Ted Opitz is appealing to the Supreme Court of Canada to uphold the 2011 federal election result in his Toronto riding.
On May 18, an Ontario Superior Court judge found sufficient voting irregularities to cast doubt on the credibility of last year's voting process in Etobicoke Centre and declared it null and void, leading to an automatic byelection unless the decision was appealed within eight days.
The margin of victory in the riding was only 26 votes. Justice Thomas Lederer set aside 79 ballots in his ruling.
Opitz was expected to appeal, and the Conservative MP issued a statement early Monday morning to make it official.
"This is the first time this section of the Elections Act has been considered by a court, and it is important that it be given the fullest consideration because of its significant impact on our democratic system," Opitz said in the press release, noting that the court made it very clear that there was no wrongdoing by any candidate.
There's an automatic right to appeal a lower court decision overturning an election result directly to the Supreme Court of Canada. The Etobicoke Centre decision was only the third time in Canadian history the courts have overturned an election result.
Borys Wrzesnewskyj, the Liberal incumbent who was defeated in the vote, has called for an immediate by-election to be held. The former MP is alleging voter suppression tactics were used in the riding.
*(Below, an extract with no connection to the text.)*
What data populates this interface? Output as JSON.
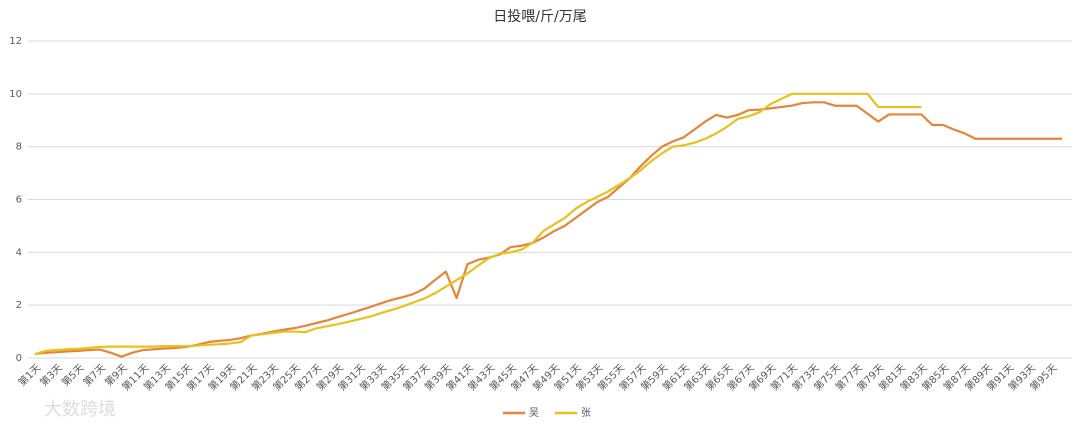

In an interview with CBC's Power & Politics with Evan Solomon on Monday, Wrzesnewskyj said he had hoped Prime Minister Stephen Harper would "rise to the occasion" and call a by-election.
"And it's an opportunity lost for the prime minister to show he's not just a tactician when it comes to partisan politics because that feeds into the cyncism that Canadians have about our political processes," Wrzesnewskyj said.
In the meantime, the former MP called for Opitz to step aside for now.
"At least Mr. Opitz should do the honourable thing and say, 'Until this gets resolved, we don't know who's the legitimate representative of Etobicoke Centre,' " Wrzesnewskyj said. "It sets a terrible precedent that in those circumstances a person is voting on legislation and in our House of Commons."
According to the Elections Act, this appeal will be expedited. If both sides agree to short filing deadlines, the Supreme Court could hear the case as early next month.
There are limited sittings available in June. If the case is not heard before the summer, there are no more hearing dates until October.
A date will be set after discussions between the lawyers for both sides and the court's registrar.
If the Supreme Court upholds the lower court's decision, the prime minister must call a byelection within six months of that ruling.